14 Jul 2026 - {{hitsCtrl.values.hits}}
Colombo, July 14 (Daily Mirror) - Sri Lanka has lost more than Rs. 25 billion in potential tax revenue since 2025 due to cigarette taxes remaining below the benchmark recommended by the World Health Organization (WHO), according to Verité Research.
The policy think tank revealed that the Government lost over Rs. 8 billion in potential revenue during the first six months of 2026 alone.
The findings were released alongside the launch of the Cigarette Tax Leakage Tracker, a real-time online dashboard developed by Verité Research to monitor fiscal losses resulting from cigarette taxation.
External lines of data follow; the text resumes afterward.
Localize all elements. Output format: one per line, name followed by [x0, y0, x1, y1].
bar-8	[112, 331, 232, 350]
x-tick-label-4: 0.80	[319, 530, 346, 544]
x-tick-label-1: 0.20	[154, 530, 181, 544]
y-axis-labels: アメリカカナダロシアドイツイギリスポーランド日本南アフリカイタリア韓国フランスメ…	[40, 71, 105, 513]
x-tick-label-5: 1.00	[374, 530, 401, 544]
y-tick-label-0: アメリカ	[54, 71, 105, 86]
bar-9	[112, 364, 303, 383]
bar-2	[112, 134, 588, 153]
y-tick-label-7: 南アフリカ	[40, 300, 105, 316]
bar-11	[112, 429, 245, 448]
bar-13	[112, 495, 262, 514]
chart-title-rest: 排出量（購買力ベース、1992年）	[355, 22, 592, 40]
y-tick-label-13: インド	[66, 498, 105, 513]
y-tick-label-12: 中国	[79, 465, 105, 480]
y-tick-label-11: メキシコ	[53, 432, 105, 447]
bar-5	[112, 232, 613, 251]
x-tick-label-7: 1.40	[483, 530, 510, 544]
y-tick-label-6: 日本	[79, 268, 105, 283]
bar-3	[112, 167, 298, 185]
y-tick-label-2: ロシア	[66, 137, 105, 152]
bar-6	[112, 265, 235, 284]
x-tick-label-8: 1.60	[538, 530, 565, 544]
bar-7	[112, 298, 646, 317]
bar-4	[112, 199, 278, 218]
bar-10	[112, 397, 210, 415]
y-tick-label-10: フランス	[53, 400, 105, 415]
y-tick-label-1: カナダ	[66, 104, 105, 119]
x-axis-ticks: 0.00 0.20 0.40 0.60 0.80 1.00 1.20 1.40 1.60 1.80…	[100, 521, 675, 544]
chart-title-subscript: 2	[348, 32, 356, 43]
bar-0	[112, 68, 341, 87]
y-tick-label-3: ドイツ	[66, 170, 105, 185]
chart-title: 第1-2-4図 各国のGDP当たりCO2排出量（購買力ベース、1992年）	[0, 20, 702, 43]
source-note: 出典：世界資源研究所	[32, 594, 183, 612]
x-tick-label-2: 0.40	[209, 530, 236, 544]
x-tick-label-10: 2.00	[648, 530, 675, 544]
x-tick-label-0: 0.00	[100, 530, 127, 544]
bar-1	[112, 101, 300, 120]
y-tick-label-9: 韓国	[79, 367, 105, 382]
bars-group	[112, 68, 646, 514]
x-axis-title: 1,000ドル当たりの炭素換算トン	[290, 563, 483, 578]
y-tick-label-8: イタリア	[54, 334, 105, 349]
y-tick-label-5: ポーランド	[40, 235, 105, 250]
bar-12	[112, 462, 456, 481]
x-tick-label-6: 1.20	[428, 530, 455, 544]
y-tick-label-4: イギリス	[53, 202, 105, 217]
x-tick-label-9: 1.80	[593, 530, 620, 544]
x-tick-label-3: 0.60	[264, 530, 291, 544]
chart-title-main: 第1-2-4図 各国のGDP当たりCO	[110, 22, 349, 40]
The tracker provides minute-by-minute estimates of the revenue forgone and is available on PublicFinance.LK, the organisation's public finance analysis platform.
According to Verité Research, the WHO recommends that taxes account for at least 75% of the retail price of cigarettes to effectively reduce tobacco consumption while maximising government revenue.
Sri Lanka last came close to meeting this benchmark in 2018, when taxes accounted for 74% of the retail price of cigarettes. However, the tax share has declined in recent years and has remained at 67% since 2025, resulting in significant revenue losses, the organisation said.
Verité Research said the tracker is intended to provide policymakers and the public with a transparent tool to monitor the fiscal impact of cigarette tax policies in real time.